I'm trying t find good references to understand "why" the elliptic curves have a group structure. The canonical answer seems to be that:
- Every curve has a group associated to it, the picard group
- the elliptic curves' set of solutions in projective $\mathbb Q$ space is in set theoretic bijection with the Picard group.
- Hence, we pullback the group structure of the "correct object" (the Picard group) onto the elliptic curve itself, giving the "weird geometric group law" of:
draw a line between $P$ and $Q$, find third point of intersection $R$, reflect $R$ to $R'$. Define $P \cdot Q \equiv R'$.
Can I find an elementary exposition of this somewhere? Silverman expects one to know sophisticated algebraic geometry as far as I can tell. I found picard groups in Hartshorne as well, but it once again seems like quite a lot of effort to get to the idea of a picard group in the book.

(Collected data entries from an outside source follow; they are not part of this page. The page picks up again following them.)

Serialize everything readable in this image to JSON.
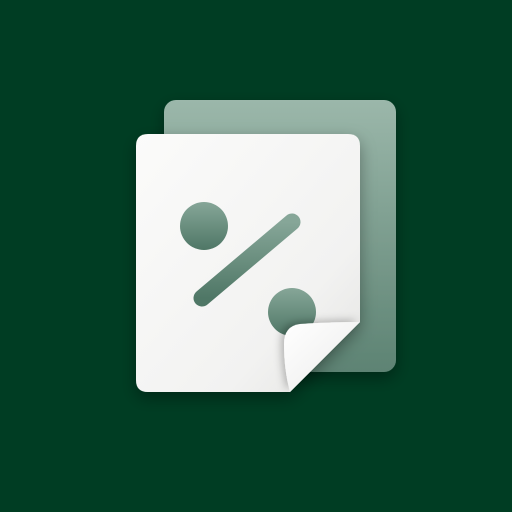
{
  "icon": {
    "name": "percent-document-icon",
    "colors": {
      "background": "#003d23",
      "back_sheet_top": "#9bb7aa",
      "back_sheet_bottom": "#5d8373",
      "front_sheet": "#f7f7f6",
      "front_sheet_shade": "#e6e6e4",
      "cutout_top": "#7fa091",
      "cutout_bottom": "#4f7766",
      "curl": "#ffffff"
    }
  }
}
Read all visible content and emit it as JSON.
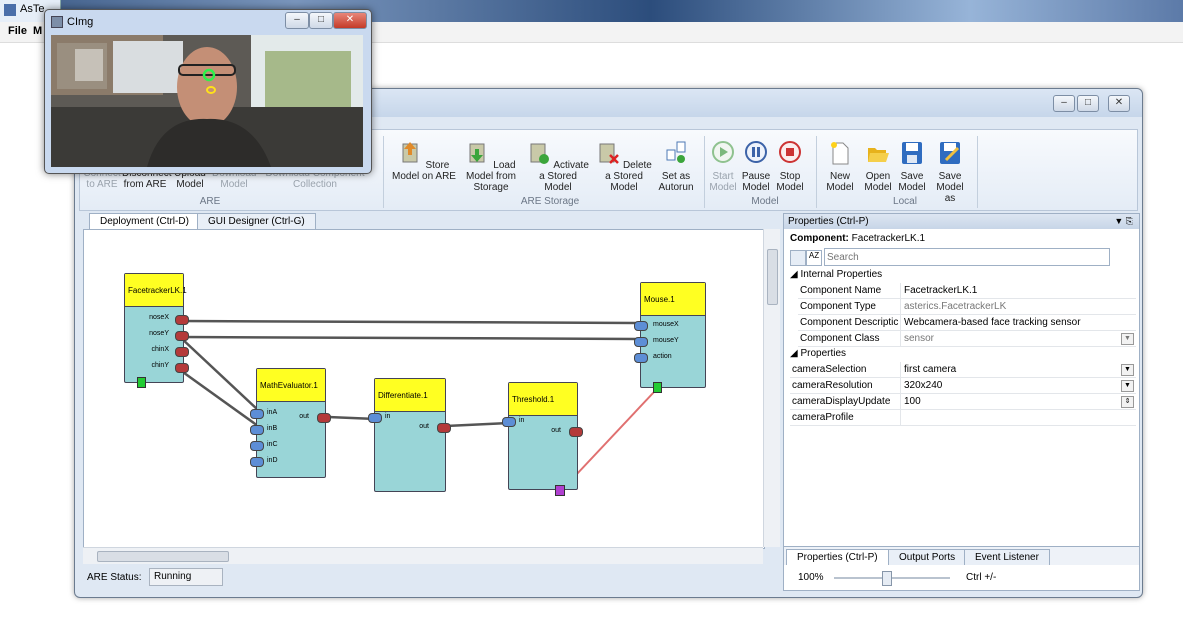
{
  "taskbar": {
    "app_title": "AsTe"
  },
  "menu": {
    "file": "File",
    "fragment": "M"
  },
  "webcam_window": {
    "title": "CImg"
  },
  "ribbon": {
    "are_group": {
      "label": "ARE",
      "buttons": [
        {
          "label": "Connect to ARE",
          "enabled": false
        },
        {
          "label": "Disconnect from ARE",
          "enabled": true
        },
        {
          "label": "Upload Model",
          "enabled": true
        },
        {
          "label": "Download Model",
          "enabled": false
        },
        {
          "label": "Download Component Collection",
          "enabled": false
        }
      ]
    },
    "storage_group": {
      "label": "ARE Storage",
      "buttons": [
        {
          "label": "Store Model on ARE"
        },
        {
          "label": "Load Model from Storage"
        },
        {
          "label": "Activate a Stored Model"
        },
        {
          "label": "Delete a Stored Model"
        },
        {
          "label": "Set as Autorun"
        }
      ]
    },
    "model_group": {
      "label": "Model",
      "buttons": [
        {
          "label": "Start Model",
          "enabled": false
        },
        {
          "label": "Pause Model",
          "enabled": true
        },
        {
          "label": "Stop Model",
          "enabled": true
        }
      ]
    },
    "local_group": {
      "label": "Local",
      "buttons": [
        {
          "label": "New Model"
        },
        {
          "label": "Open Model"
        },
        {
          "label": "Save Model"
        },
        {
          "label": "Save Model as"
        }
      ]
    }
  },
  "tabs": {
    "deployment": "Deployment (Ctrl-D)",
    "gui_designer": "GUI Designer (Ctrl-G)"
  },
  "components": {
    "facetracker": {
      "name": "FacetrackerLK.1",
      "ports": [
        "noseX",
        "noseY",
        "chinX",
        "chinY"
      ]
    },
    "mouse": {
      "name": "Mouse.1",
      "ports": [
        "mouseX",
        "mouseY",
        "action"
      ]
    },
    "math": {
      "name": "MathEvaluator.1",
      "ports_in": [
        "inA",
        "inB",
        "inC",
        "inD"
      ],
      "port_out": "out"
    },
    "diff": {
      "name": "Differentiate.1",
      "port_in": "in",
      "port_out": "out"
    },
    "threshold": {
      "name": "Threshold.1",
      "port_in": "in",
      "port_out": "out"
    }
  },
  "status": {
    "label": "ARE Status:",
    "value": "Running"
  },
  "properties": {
    "header": "Properties (Ctrl-P)",
    "component_label": "Component:",
    "component_value": "FacetrackerLK.1",
    "search_placeholder": "Search",
    "internal_section": "Internal Properties",
    "internal": [
      {
        "key": "Component Name",
        "value": "FacetrackerLK.1"
      },
      {
        "key": "Component Type",
        "value": "asterics.FacetrackerLK"
      },
      {
        "key": "Component Descriptic",
        "value": "Webcamera-based face tracking sensor"
      },
      {
        "key": "Component Class",
        "value": "sensor"
      }
    ],
    "props_section": "Properties",
    "props": [
      {
        "key": "cameraSelection",
        "value": "first camera"
      },
      {
        "key": "cameraResolution",
        "value": "320x240"
      },
      {
        "key": "cameraDisplayUpdate",
        "value": "100"
      },
      {
        "key": "cameraProfile",
        "value": ""
      }
    ],
    "bottom_tabs": [
      "Properties (Ctrl-P)",
      "Output Ports",
      "Event Listener"
    ],
    "zoom": "100%",
    "zoom_hint": "Ctrl +/-"
  },
  "colors": {
    "component_header": "#ffff22",
    "component_body": "#99d5d7",
    "in_port": "#5d8ed6",
    "out_port": "#b43a3a",
    "event_link": "#e07070"
  }
}
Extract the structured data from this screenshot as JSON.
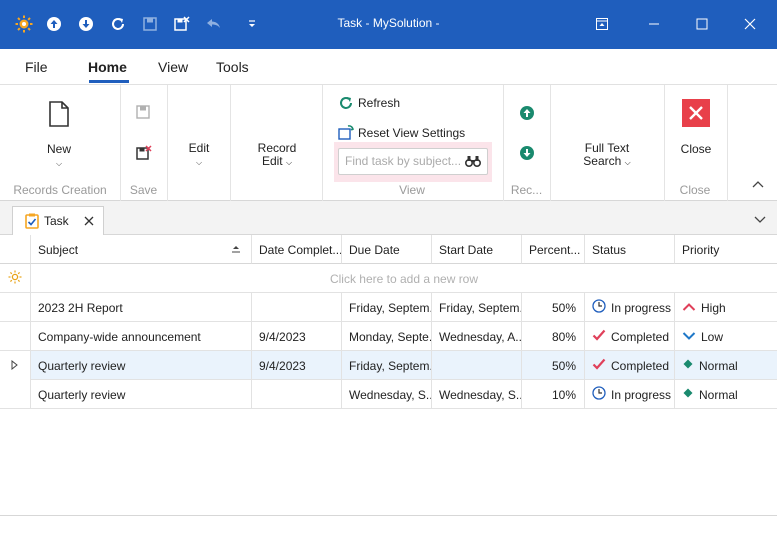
{
  "window": {
    "title": "Task - MySolution -"
  },
  "menu": {
    "tabs": [
      "File",
      "Home",
      "View",
      "Tools"
    ],
    "active": "Home"
  },
  "ribbon": {
    "new_label": "New",
    "records_creation_group": "Records Creation",
    "save_group": "Save",
    "edit_label": "Edit",
    "record_edit_label_1": "Record",
    "record_edit_label_2": "Edit",
    "refresh_label": "Refresh",
    "reset_view_label": "Reset View Settings",
    "search_placeholder": "Find task by subject...",
    "view_group": "View",
    "records_nav_group": "Rec...",
    "full_text_label_1": "Full Text",
    "full_text_label_2": "Search",
    "close_label": "Close",
    "close_group": "Close"
  },
  "doc_tab": {
    "label": "Task"
  },
  "grid": {
    "columns": [
      "Subject",
      "Date Complet...",
      "Due Date",
      "Start Date",
      "Percent...",
      "Status",
      "Priority"
    ],
    "new_row_text": "Click here to add a new row",
    "rows": [
      {
        "subject": "2023 2H Report",
        "date_completed": "",
        "due_date": "Friday, Septem...",
        "start_date": "Friday, Septem...",
        "percent": "50%",
        "status": "In progress",
        "status_icon": "clock-icon",
        "priority": "High",
        "priority_icon": "arrow-up-icon"
      },
      {
        "subject": "Company-wide announcement",
        "date_completed": "9/4/2023",
        "due_date": "Monday, Septe...",
        "start_date": "Wednesday, A...",
        "percent": "80%",
        "status": "Completed",
        "status_icon": "check-icon",
        "priority": "Low",
        "priority_icon": "arrow-down-icon"
      },
      {
        "subject": "Quarterly review",
        "date_completed": "9/4/2023",
        "due_date": "Friday, Septem...",
        "start_date": "",
        "percent": "50%",
        "status": "Completed",
        "status_icon": "check-icon",
        "priority": "Normal",
        "priority_icon": "diamond-icon"
      },
      {
        "subject": "Quarterly review",
        "date_completed": "",
        "due_date": "Wednesday, S...",
        "start_date": "Wednesday, S...",
        "percent": "10%",
        "status": "In progress",
        "status_icon": "clock-icon",
        "priority": "Normal",
        "priority_icon": "diamond-icon"
      }
    ]
  },
  "colors": {
    "titlebar": "#1f5ebd",
    "accent": "#1f5ebd",
    "close_button": "#e8404a",
    "completed_check": "#e0405a",
    "high_arrow": "#e0405a",
    "low_arrow": "#1f78c8",
    "normal_diamond": "#1a8a6e",
    "nav_green": "#1a8a6e"
  }
}
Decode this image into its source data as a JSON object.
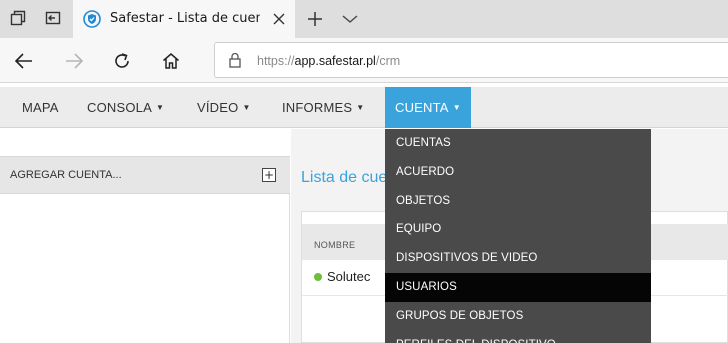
{
  "browser": {
    "tab_title": "Safestar - Lista de cuent",
    "url_prefix": "https://",
    "url_host": "app.safestar.pl",
    "url_path": "/crm"
  },
  "nav": {
    "items": [
      {
        "label": "MAPA",
        "has_caret": false
      },
      {
        "label": "CONSOLA",
        "has_caret": true
      },
      {
        "label": "VÍDEO",
        "has_caret": true
      },
      {
        "label": "INFORMES",
        "has_caret": true
      },
      {
        "label": "CUENTA",
        "has_caret": true,
        "active": true
      }
    ],
    "caret": "▼"
  },
  "sidebar": {
    "title": "AGREGAR CUENTA...",
    "add_symbol": "+"
  },
  "main": {
    "title": "Lista de cuentas",
    "column_header": "NOMBRE",
    "rows": [
      {
        "name": "Solutec",
        "status": "online"
      }
    ]
  },
  "dropdown": {
    "items": [
      "CUENTAS",
      "ACUERDO",
      "OBJETOS",
      "EQUIPO",
      "DISPOSITIVOS DE VIDEO",
      "USUARIOS",
      "GRUPOS DE OBJETOS",
      "PERFILES DEL DISPOSITIVO"
    ],
    "highlighted": "USUARIOS"
  },
  "colors": {
    "accent": "#3aa3dc",
    "dropdown_bg": "#4a4a4a",
    "dropdown_hover": "#050505",
    "status_online": "#6cbf3a"
  },
  "icons": {
    "tab_actions": "tab-actions-icon",
    "back_tabs": "set-aside-tabs-icon",
    "favicon": "shield-favicon-icon",
    "close": "close-icon",
    "new_tab": "plus-icon",
    "tab_dropdown": "chevron-down-icon",
    "back": "back-arrow-icon",
    "forward": "forward-arrow-icon",
    "refresh": "refresh-icon",
    "home": "home-icon",
    "lock": "lock-icon"
  }
}
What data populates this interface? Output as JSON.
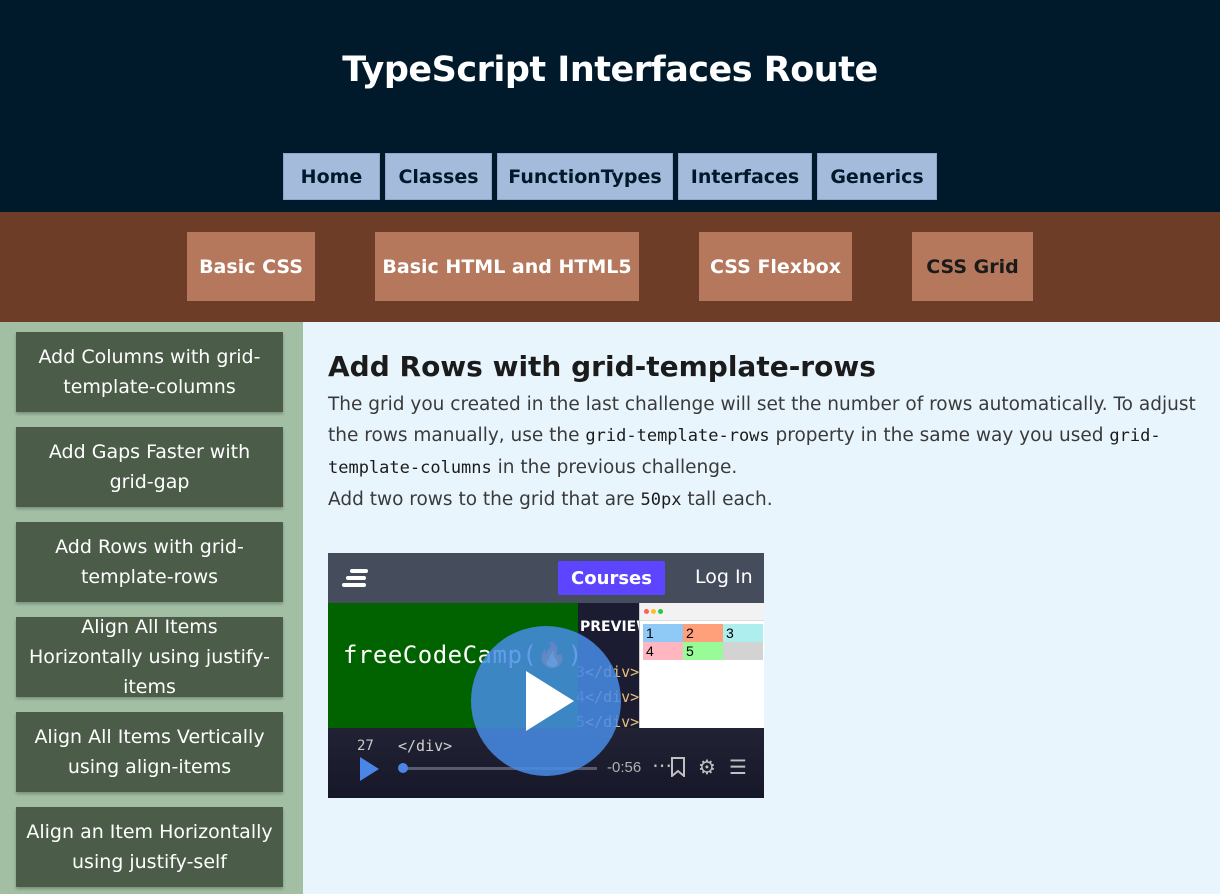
{
  "header": {
    "title": "TypeScript Interfaces Route",
    "nav": [
      "Home",
      "Classes",
      "FunctionTypes",
      "Interfaces",
      "Generics"
    ]
  },
  "topics": {
    "items": [
      "Basic CSS",
      "Basic HTML and HTML5",
      "CSS Flexbox",
      "CSS Grid"
    ],
    "active": "CSS Grid"
  },
  "sidebar": {
    "items": [
      "Add Columns with grid-template-columns",
      "Add Gaps Faster with grid-gap",
      "Add Rows with grid-template-rows",
      "Align All Items Horizontally using justify-items",
      "Align All Items Vertically using align-items",
      "Align an Item Horizontally using justify-self"
    ]
  },
  "lesson": {
    "title": "Add Rows with grid-template-rows",
    "p1_a": "The grid you created in the last challenge will set the number of rows automatically. To adjust the rows manually, use the ",
    "p1_code1": "grid-template-rows",
    "p1_b": " property in the same way you used ",
    "p1_code2": "grid-template-columns",
    "p1_c": " in the previous challenge.",
    "p2_a": "Add two rows to the grid that are ",
    "p2_code": "50px",
    "p2_b": " tall each."
  },
  "video": {
    "courses_label": "Courses",
    "login_label": "Log In",
    "wordmark": "freeCodeCamp(🔥)",
    "preview_label": "PREVIEW",
    "code_line_number": "27",
    "code_closing_tag": "</div>",
    "time_remaining": "-0:56",
    "grid_cells": [
      "1",
      "2",
      "3",
      "4",
      "5"
    ],
    "colors": {
      "courses": "#5d45ff",
      "play": "#4b86e6",
      "panel": "#006300"
    }
  },
  "colors": {
    "header_bg": "#001a2c",
    "nav_btn": "#a5bbdb",
    "topic_bar": "#6e3d27",
    "topic_btn": "#b5785d",
    "sidebar_bg": "#a2bfa4",
    "sidebar_item": "#4b5d49",
    "content_bg": "#e8f5fd"
  }
}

Is there an elementary (read: undergrad who knows a first course in varieties/diffgeo/algebra/number theory/topology) source to understand the structure of the Picard group of the elliptic curve, and how it relates to the elementary group law one is taught?
Is this clear to you ?
For an affine elliptic curve defined by $C:y^2=x^3+Ax+B$ then the line passing through $P,Q$ is defined by some equation $ax+by+c=0$ (assuming $P,Q$ are distinct otherwise we are considering the tangent line at $P$)
$ax+by+c$ is a rational function on the curve and its divisor (zeros & poles) on the projective closure (ie. $E=C\cup O$ where $O$ is the point at infinity) is $P+Q+R-3O$,
where $R$ is the 3rd point of the line.
So $P+ Q+R=3O$ in the Picard group $Pic(E)$, choosing $O$ as the neutral element gives $P+Q=-R=R'$ in $Pic(E)/\langle O\rangle$.
Where $R'=(x_R,-y_R)$ because the divisor of the rational function $x-x_R$ is $R+R'-2O$.